Note that the hardware in the central processing unit 20
As MCW201, service processor 30
Control storage writable by 4
It is also possible to use a partial area of 5.

Line 100 is a line for conversation between the operator and the OS, and is a channel for the central processing unit 20.
Both processors 20 and 30 are connected via CH. Control of the service processor 30
The storage 38 has an area 381 for storing control programs and a data area 382 that can be freely used as a refresh memory for the screen of the display device 32.

The display device 32 has a plurality of screens in one frame, and one of the screens displays, for example, BSOFF for MCW in text. Each display character corresponds to the A to Z keys on the keyboard 33. For example, when the operator operates the "A" key, the console processor processes the input data and displays BSOFF on the display screen. .

In addition, 44 of the central processing unit 20 is an address register, 46 is a microinstruction read register, 4
7 is a decoder, and 49 is an arithmetic circuit.

Further, in the embodiment, it is assumed that both the central processing unit 20 and the service processor 30 operate under microprogram control, but of course they can also be realized by hardware control.

As explained above, according to the present invention, it is possible to use a display device such as a service processor to manage MCW changes specified by an operator and MCW changes by a program without inconsistency. As a result, reliability can be improved and costs can be reduced. In addition, the service processor
Since the MCW is managed, the amount of hardware in the central processing unit can be reduced.

[Brief explanation of the drawing]

Fig. 1 is an external view of a conventional MCW changing panel section, Fig. 2 is a block diagram of a central processing unit showing the settings and operation of a conventional MCW, and Fig. 3 is a computer system and service system to which the present invention is applied. 4 is a schematic diagram of an MCW management system showing an embodiment of the present invention.
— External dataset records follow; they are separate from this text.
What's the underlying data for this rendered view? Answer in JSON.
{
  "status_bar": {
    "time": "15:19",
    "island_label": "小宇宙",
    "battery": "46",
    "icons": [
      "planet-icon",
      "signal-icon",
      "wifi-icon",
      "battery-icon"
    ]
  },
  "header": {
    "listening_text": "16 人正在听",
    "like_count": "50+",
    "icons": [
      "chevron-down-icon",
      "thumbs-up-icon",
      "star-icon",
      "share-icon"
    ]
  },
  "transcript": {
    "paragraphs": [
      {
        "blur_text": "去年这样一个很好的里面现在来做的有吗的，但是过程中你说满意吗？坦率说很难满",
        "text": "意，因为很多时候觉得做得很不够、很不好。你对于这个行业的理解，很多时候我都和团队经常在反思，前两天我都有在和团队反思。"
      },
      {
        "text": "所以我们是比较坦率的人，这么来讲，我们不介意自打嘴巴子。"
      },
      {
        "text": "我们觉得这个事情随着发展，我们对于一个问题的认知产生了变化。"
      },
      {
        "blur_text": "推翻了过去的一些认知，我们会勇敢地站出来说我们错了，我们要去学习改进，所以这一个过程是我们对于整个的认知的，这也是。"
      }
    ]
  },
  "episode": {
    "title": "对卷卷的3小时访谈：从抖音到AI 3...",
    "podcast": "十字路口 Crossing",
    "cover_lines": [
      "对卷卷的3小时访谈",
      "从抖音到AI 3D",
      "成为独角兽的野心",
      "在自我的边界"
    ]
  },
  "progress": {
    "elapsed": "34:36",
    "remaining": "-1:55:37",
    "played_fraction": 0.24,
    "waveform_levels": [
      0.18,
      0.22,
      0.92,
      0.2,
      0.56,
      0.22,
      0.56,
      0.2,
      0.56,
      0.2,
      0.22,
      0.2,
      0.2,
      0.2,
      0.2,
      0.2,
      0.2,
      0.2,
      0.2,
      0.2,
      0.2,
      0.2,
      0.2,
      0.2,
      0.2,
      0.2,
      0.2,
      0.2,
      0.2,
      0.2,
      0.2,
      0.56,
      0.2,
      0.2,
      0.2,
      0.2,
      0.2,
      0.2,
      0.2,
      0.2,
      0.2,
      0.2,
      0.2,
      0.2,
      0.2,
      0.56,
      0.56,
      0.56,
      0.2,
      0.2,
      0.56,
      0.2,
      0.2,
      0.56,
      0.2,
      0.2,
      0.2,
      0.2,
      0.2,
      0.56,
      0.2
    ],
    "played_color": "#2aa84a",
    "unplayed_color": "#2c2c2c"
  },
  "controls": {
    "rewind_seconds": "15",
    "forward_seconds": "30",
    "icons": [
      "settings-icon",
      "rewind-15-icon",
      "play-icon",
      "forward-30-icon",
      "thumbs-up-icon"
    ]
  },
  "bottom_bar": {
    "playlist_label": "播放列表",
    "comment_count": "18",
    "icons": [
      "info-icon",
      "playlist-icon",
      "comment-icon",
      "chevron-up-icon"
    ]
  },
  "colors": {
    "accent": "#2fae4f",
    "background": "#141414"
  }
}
FIG. 5 is a detailed block diagram showing the scan-out operation in FIG. 4. FIG. 4 is a block diagram showing the schematic diagram of FIG. 4 in terms of hardware. 1: Panel switch/lamp, 2: Micro program control circuit, 3, 4: Flip-flop, 5: OR gate, 6: Buffer memory control circuit, 7: Buffer storage device, 8: Main memory control circuit , 9: Main storage device, 10: Program readout line, 11: Arithmetic processing circuit, 12: Program readout control circuit, 13: Lamp, 14: Set/reset switch, 15: Rotary switch,
16: Computer system, 20: Central processing unit, 2
1: Basic processor, 22: Input/output processor, 23: Direct specification line by micro program, 24: Indirect specification request line from micro program, 25: Scan/out line for indirect specification, 26: Scan for indirect specification・In line, 27:
MCW scan out line for display, 28: MCW scan in line for initialization, 29: MCW scan in line for operator specification, 30: Service processor, 31: Console processor, 32: Display device, 33: Keyboard, 34, 43: Modem, 17, 42: Network control device, 35: Modify line, 36: Micro program control circuit, 37: Scan out control unit, 38, 45: Control storage, 3
9, 47: Decoder, 40: Remote computer system, 41: Maintenance computer, 44: Address register, 46: Microinstruction read register, 48:
Register, 49: Arithmetic circuit, 100, 200: Line, 101: MCW for operator specification, 10
2: MCW for display, 103: MCW for indirect designation,
201: Hardware MCW, 381: Control program area, 382: Data area.

Claims (1)

[Claims] 1. In a computer system having a central processing unit and a service processor with which an operator interacts with the central processing unit, a change in response to a change request from the central processing unit of a hardware status word that determines the state of the central processing unit and specifies its operation. The hardware is characterized in that a management means and a change management means for changing the hardware status word by an operator input are provided in the service processor, and the discrepancy in management between the two change management means is corrected. Wear condition management method.